Test–retest reliability of the CFS and the subscales was examined using intraclass correlation coefficient (ICC) and 95% confidence interval based on a single measure and a 2-way mixed effects model with absolute agreement. The ICC value of < 0.50 indicates poor reliability, 0.50–0.75 indicates moderate reliability, 0.75–0.90 indicates good reliability, and > 0.90 indicates excellent reliability [28]. Test–retest reliability for the items of the CFS was examined using weighted kappa (κ) and 95% confidence interval. The weighted kappa value ≤ 0.20 indicates slight reliability, 0.21- 0.40 indicates fair reliability, 0.41–0.60 indicates substantial reliability, and 0.81–1.00 indicates almost perfect reliability [46]. Internal consistency was determined with Cronbach's α coefficient and item-total score correlations. The level of the correlation coefficient for the item-total correlation was interpreted as negligible (< 0.20), low (0.20–0.40), moderate (0.40–0.70), high (0.70–0.90), and very high (> 0.90) [47, 48]. The Cronbach's α value of ≥ 0.70 is considered acceptable, 0.80 good, and < 0.60 poor or unacceptable [49].

Measurement error

Measurement error was calculated by the smallest detectable change with 95% confidence (SDC95) based on the standard error of measurement (SEM) using the test–retest reliability statistics with the following formula [50]:

$$\begin{gathered} {\text{SEM}} = {\text{SD}} \times \sqrt {\left( {1 - ICC} \right)} \quad ({\text{SD:}}\,{\text{standard}}\,{\text{deviation}}\,{\text{of}}\,{\text{test}}\,{\text{and}}\,{\text{retest}}\,{\text{data}}) \hfill \\ {\text{SDC}}_{95} = {\text{SEM}} \times 1.96 \times \surd 2 \hfill \\ \end{gathered}$$

Criterion validity

Predictive validity was measured using the receiver operating characteristic (ROC) curve and the area under the ROC curve (AUC). Participants were divided into two groups using the CIS cut-off score to determine whether the CFS discriminated between non-fatigued (group-non-fatigued) and fatigued (group-fatigued) participants [42]. An AUC value of 0.50 represents non-sensitivity, while a value of 1.00 represents perfect sensitivity and specificity [27]. The AUC value of at least 0.70 is recommended to show adequate validity of a scale [27]. The appropriate cut-off value of the CFS was determined through the Youden index (J) method (J = sensitivity + specificity − 1) [51].

Construct validity

Factor analysis and hypothesis testing were used to assess construct validity.

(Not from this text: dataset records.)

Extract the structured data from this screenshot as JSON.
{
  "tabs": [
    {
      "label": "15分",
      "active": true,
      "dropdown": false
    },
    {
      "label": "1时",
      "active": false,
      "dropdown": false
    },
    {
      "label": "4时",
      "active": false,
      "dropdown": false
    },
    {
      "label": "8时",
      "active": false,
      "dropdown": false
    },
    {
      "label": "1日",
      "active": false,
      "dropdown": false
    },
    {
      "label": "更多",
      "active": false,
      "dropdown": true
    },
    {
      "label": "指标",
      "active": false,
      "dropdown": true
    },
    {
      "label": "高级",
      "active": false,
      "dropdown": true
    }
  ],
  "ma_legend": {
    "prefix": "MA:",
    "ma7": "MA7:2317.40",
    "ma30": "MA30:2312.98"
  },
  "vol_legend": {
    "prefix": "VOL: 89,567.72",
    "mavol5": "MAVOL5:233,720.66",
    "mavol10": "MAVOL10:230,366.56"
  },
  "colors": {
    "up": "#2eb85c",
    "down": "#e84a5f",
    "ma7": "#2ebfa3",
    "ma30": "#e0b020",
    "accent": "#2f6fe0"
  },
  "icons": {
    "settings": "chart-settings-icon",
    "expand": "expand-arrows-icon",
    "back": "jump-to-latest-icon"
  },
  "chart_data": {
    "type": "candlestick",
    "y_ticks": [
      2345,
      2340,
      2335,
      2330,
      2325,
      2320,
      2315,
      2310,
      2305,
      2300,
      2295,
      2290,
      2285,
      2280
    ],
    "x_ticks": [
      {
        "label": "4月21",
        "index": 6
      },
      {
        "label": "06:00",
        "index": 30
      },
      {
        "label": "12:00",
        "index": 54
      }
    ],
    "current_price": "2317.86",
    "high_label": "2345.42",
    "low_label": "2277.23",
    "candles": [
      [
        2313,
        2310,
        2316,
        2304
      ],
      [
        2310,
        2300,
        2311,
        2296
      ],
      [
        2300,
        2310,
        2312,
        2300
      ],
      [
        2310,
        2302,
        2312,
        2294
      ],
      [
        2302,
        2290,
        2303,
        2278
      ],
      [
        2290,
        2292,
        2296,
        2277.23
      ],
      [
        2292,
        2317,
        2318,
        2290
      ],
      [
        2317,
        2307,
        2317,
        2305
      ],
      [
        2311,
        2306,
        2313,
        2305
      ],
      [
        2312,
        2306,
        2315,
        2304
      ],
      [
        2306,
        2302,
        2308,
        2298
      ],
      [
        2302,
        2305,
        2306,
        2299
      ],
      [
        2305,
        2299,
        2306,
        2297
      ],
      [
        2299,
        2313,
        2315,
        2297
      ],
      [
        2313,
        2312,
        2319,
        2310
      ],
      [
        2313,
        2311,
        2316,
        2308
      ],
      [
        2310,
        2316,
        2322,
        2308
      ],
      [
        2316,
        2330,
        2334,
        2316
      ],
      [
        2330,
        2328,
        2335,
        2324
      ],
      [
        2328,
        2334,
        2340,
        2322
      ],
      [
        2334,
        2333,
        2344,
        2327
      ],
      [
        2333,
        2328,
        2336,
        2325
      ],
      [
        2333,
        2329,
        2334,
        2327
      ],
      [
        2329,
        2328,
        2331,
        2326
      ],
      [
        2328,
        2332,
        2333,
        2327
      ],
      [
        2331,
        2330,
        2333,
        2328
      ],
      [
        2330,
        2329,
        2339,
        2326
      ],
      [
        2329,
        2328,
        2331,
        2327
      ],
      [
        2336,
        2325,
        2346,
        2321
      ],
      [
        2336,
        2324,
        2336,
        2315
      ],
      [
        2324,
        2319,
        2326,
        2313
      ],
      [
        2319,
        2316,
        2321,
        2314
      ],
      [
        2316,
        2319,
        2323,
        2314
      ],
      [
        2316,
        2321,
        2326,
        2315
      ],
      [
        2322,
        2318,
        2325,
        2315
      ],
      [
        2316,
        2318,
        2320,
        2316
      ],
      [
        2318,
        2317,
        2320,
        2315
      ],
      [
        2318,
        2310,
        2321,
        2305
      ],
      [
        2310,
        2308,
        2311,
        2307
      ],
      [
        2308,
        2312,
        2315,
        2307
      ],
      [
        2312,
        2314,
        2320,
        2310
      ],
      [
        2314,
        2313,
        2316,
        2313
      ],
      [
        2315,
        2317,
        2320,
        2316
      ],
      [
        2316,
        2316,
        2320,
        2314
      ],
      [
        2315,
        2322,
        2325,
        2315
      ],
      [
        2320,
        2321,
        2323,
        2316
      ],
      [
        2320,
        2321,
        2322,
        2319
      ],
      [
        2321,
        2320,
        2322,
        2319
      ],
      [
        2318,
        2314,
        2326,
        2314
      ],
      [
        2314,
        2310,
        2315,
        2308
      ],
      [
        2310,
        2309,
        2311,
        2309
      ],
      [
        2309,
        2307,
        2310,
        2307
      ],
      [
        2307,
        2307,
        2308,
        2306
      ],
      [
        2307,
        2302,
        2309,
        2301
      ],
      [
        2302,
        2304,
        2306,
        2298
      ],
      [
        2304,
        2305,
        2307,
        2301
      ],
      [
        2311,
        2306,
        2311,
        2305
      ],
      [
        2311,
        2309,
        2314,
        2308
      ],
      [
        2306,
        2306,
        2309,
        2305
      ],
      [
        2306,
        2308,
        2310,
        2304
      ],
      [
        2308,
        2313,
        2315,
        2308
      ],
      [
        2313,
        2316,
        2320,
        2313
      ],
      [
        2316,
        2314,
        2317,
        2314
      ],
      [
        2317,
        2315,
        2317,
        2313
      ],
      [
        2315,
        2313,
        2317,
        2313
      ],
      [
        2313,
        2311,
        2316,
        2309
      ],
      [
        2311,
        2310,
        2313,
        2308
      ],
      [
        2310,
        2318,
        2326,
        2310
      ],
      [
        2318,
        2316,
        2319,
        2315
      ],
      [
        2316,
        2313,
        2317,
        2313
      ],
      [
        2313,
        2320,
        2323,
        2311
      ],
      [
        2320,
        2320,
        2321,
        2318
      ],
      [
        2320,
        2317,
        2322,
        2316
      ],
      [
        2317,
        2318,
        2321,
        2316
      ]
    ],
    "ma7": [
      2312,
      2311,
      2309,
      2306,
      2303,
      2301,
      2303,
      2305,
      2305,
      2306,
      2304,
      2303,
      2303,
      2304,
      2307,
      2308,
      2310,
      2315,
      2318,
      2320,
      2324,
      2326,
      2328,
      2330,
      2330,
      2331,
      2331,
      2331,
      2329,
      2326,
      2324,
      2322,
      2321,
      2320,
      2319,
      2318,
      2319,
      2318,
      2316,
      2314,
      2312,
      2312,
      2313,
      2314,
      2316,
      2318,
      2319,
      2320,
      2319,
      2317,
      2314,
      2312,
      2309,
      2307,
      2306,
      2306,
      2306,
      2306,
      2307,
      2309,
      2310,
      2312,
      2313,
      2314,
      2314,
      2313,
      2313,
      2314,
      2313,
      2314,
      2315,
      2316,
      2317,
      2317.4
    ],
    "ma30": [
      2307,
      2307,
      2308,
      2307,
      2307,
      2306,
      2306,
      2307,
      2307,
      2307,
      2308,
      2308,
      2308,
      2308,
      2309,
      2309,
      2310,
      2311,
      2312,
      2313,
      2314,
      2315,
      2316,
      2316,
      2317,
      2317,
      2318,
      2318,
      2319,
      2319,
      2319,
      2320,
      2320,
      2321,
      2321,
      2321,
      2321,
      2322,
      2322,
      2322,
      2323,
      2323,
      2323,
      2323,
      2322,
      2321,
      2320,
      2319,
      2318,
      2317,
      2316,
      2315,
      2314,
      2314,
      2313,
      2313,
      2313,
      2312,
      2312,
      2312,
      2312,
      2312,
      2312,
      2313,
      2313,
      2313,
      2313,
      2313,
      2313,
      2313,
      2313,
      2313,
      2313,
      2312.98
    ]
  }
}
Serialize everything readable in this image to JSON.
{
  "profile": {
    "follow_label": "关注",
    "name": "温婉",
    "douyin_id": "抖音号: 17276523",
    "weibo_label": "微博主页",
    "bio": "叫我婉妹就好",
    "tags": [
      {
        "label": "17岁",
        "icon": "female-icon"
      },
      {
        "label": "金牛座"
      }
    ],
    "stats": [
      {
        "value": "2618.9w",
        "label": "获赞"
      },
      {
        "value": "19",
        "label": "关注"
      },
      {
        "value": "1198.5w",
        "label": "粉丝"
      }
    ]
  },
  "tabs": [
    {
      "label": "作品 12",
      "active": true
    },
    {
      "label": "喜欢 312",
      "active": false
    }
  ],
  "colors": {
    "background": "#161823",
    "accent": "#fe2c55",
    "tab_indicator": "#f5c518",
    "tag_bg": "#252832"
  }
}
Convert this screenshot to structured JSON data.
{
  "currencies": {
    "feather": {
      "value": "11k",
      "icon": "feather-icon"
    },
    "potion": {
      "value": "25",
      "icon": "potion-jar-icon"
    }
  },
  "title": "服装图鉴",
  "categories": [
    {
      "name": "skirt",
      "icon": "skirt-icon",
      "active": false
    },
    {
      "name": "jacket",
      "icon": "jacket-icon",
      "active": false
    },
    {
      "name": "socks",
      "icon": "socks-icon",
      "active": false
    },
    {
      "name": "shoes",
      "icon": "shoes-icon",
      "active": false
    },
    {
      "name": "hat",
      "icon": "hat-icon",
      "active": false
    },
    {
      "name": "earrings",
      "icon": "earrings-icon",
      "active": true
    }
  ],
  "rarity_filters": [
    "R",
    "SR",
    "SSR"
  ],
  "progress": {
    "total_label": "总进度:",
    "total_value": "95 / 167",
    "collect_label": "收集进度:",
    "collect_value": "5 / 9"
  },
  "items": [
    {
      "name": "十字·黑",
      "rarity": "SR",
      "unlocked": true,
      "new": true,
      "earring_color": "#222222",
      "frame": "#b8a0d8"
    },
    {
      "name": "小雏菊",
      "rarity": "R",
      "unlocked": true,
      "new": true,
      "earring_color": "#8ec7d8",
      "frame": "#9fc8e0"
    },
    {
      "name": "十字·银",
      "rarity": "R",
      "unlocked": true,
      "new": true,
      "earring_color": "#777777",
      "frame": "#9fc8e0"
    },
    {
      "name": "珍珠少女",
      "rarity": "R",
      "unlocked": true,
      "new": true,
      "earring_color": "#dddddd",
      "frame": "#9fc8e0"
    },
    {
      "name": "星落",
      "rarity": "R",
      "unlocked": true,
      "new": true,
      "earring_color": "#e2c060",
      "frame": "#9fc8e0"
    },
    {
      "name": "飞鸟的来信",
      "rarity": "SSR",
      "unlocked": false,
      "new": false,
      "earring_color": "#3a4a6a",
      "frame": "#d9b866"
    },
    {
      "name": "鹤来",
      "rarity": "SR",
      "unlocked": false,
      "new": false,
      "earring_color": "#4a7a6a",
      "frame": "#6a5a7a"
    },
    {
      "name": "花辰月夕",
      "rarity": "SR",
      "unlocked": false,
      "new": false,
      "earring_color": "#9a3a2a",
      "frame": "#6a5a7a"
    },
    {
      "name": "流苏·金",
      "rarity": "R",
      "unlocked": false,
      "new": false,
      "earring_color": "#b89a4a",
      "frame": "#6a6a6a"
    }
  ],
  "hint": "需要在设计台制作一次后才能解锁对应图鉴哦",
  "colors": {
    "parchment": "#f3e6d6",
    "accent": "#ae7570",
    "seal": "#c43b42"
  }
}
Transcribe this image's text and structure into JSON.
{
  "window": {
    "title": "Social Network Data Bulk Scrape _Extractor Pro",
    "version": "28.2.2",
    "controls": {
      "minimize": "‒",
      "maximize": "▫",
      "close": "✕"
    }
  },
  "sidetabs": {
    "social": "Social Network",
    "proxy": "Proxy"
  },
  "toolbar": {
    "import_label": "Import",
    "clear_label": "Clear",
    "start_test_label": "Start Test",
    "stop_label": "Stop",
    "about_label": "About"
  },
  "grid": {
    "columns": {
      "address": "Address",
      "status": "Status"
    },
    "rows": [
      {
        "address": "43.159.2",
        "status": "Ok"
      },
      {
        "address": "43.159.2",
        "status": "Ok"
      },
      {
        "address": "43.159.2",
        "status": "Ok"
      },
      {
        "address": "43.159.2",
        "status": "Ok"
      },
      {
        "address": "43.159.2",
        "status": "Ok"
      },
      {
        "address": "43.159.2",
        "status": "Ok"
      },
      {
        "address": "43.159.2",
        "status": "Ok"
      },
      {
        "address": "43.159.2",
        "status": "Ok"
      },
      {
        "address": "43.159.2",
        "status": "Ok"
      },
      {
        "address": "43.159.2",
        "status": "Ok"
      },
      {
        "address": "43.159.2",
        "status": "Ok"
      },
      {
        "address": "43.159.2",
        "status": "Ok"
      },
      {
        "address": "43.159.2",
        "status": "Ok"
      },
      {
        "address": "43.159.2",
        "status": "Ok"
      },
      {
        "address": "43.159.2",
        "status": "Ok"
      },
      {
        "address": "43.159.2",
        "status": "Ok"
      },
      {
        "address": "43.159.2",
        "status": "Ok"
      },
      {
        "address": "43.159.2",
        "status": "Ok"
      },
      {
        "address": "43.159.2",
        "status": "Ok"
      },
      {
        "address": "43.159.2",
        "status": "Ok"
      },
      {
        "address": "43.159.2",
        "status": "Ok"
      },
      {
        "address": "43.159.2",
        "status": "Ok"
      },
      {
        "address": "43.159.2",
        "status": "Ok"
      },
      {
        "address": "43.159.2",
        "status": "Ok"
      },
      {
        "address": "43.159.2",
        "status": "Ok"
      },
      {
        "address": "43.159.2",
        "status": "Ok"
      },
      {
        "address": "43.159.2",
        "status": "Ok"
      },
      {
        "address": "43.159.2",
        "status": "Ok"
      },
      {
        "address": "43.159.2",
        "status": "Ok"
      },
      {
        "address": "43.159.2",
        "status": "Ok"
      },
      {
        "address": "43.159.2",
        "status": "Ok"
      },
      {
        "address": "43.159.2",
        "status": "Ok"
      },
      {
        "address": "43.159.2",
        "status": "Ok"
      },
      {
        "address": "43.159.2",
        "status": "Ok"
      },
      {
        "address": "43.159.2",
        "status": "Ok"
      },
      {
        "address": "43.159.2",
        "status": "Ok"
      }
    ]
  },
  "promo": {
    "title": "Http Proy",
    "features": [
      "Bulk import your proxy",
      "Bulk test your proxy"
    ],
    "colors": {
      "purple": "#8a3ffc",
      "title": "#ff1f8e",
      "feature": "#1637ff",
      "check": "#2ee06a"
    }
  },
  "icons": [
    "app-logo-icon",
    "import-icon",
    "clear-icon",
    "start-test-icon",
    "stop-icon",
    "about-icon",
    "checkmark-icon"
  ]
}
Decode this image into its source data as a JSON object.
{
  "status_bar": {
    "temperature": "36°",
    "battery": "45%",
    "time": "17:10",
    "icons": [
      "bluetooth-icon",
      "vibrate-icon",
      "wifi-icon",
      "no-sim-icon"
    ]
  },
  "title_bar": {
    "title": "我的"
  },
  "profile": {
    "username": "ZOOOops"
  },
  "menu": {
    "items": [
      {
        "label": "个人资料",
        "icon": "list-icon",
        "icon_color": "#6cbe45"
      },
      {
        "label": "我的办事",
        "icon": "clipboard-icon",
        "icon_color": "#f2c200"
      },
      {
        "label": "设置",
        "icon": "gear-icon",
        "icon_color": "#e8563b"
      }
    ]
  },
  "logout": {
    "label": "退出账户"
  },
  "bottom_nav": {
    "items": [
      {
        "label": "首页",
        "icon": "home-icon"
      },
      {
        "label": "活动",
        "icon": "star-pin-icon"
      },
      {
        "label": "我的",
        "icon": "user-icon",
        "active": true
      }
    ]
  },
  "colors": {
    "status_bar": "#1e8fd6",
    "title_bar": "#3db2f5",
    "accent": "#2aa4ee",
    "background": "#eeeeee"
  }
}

Factor Analysis: The construct validity of the CFS was assessed with exploratory and confirmatory factor analysis. First, exploratory factor analysis was conducted because the CFS was translated into a new language and tested on a new population in which the factor structure of the scale had not yet been tested [52]. A confirmatory factor analysis was then conducted to verify the factor structure identified in the exploratory factor analysis [52].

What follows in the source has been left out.